Jetzt sind fünf Jahre vergangen, und der Krieg im Osten der Ukraine, der unserem Gastland von seinem Nachbarn Russland aufgezwungen wurde,  dauert immer noch an. Jede Woche sterben Menschen, Soldaten und Zivilisten. Letzte Woche war ich an der Kontaktlinie und habe dort Gräben wie im Ersten Weltkrieg gesehen.

Welch Anachronismus, Schlafstätten und Küchen unter der Erde zu sehen, durch Holz und Boden vor Artilleriebeschuss geschützt, wie vor hundert Jahren!

Der Krieg im Donbass dauert schon mehr als fünf Jahre, länger als der Erste Weltkrieg und, wir mir letztens eine Holocaust-Überlebende in Berdytschew sagt, auch schon länger als der zweite Weltkrieg, der „deutsche Krieg“, in der Ukraine.

Der Erste Weltkrieg sollte der Krieg sein, der alle Kriege beendet, aber stattdessen war er nur einer der Gründe für die noch größere Katastrophe des Zweiten Weltkriegs. Aus jener Zeit liegen auf diesem Friedhof allein 26000 deutsche Soldaten.
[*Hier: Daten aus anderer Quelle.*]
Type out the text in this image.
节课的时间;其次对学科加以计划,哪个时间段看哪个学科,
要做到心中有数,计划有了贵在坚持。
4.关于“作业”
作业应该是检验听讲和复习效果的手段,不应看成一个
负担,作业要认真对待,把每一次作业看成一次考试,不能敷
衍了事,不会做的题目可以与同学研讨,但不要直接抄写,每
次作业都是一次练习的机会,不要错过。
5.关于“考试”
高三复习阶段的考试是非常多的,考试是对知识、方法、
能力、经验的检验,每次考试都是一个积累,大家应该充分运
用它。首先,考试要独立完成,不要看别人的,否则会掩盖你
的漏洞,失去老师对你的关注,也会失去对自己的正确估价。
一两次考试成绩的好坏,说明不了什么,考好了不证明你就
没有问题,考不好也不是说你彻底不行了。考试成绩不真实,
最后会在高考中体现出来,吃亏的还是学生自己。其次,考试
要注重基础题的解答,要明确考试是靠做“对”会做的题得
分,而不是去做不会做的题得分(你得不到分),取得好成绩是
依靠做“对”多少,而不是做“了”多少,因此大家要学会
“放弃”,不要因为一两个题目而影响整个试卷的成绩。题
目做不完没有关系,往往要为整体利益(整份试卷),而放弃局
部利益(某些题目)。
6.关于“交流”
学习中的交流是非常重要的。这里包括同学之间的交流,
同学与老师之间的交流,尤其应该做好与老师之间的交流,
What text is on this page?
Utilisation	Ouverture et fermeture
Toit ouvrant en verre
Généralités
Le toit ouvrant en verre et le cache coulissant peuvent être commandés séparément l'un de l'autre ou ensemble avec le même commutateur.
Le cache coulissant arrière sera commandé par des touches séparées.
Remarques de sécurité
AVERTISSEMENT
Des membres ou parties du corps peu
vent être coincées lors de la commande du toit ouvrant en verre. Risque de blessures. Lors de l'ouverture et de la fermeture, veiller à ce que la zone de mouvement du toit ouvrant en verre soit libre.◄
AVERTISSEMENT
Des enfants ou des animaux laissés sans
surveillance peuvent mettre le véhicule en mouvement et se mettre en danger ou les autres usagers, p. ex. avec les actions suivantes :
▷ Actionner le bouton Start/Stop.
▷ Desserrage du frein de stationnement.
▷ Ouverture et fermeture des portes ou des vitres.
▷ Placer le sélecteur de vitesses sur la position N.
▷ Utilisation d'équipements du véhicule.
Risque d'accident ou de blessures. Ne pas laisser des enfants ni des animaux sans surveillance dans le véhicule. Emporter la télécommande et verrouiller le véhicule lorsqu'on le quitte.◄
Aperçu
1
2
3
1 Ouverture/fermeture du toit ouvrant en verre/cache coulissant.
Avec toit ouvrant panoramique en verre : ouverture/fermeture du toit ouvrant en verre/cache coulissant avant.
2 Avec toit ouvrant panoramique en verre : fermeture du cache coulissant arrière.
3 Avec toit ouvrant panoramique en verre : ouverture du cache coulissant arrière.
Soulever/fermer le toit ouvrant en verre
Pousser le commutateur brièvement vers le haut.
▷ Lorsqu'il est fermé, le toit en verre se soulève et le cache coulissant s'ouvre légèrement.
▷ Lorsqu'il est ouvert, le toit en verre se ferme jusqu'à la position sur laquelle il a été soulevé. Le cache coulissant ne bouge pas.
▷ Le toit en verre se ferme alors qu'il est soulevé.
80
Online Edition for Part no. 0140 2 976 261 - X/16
Auf einem anderen der großen deutschen Kriegsgräberstätten in der Ukraine, in Kirowohrad, ist einer meiner Verwandten begraben.

Der Boden hier ist aber auch vom Blut der im zweiten Weltkrieg gefallen Ukrainer und anderer Rotarmisten getränkt, und ganz in der Nähe, in Babyn Jar, liegen Hunderttausende Opfer der Shoah, die der deutschen Schuld im Zweiten Weltkrieg noch einmal eine ganz andere Dimension gibt.

All diese Toten, zusammen mit denen, die im Donbass starben und immer noch sterben, mahnen uns, wo wir auch sind, für Frieden zu kämpfen und speziell hier nichts unversucht zu lassen, die kriegerischen Handlungen im Osten der Ukraine zu beenden und den Menschen dort wieder Hoffnung auf eine friedliche Zukunft zu geben.

Daran arbeitet auch Deutschland, zusammen mit europäischen Nachbarn, die in beiden Weltkriegen unter deutscher Kriegssucht zu leiden hatten.

Und das gibt uns auch am heutigen Tag Trost: wir erinnern uns der Opfer zusammen mit früheren Gegnern, Europäern, Amerikanern, Ukrainern, versöhnt und als Freunde.

Herzlichen Dank, dass Sie heute alle gekommen sind und den hier in Stein gemeißelten Spruch „Versöhnung über den Gräbern“ Wirklichkeit werden lassen.

Ich möchte Sie nun bitten, in einer Schweigeminute der Opfer von Krieg und Gewaltherrschaft zu gedenken.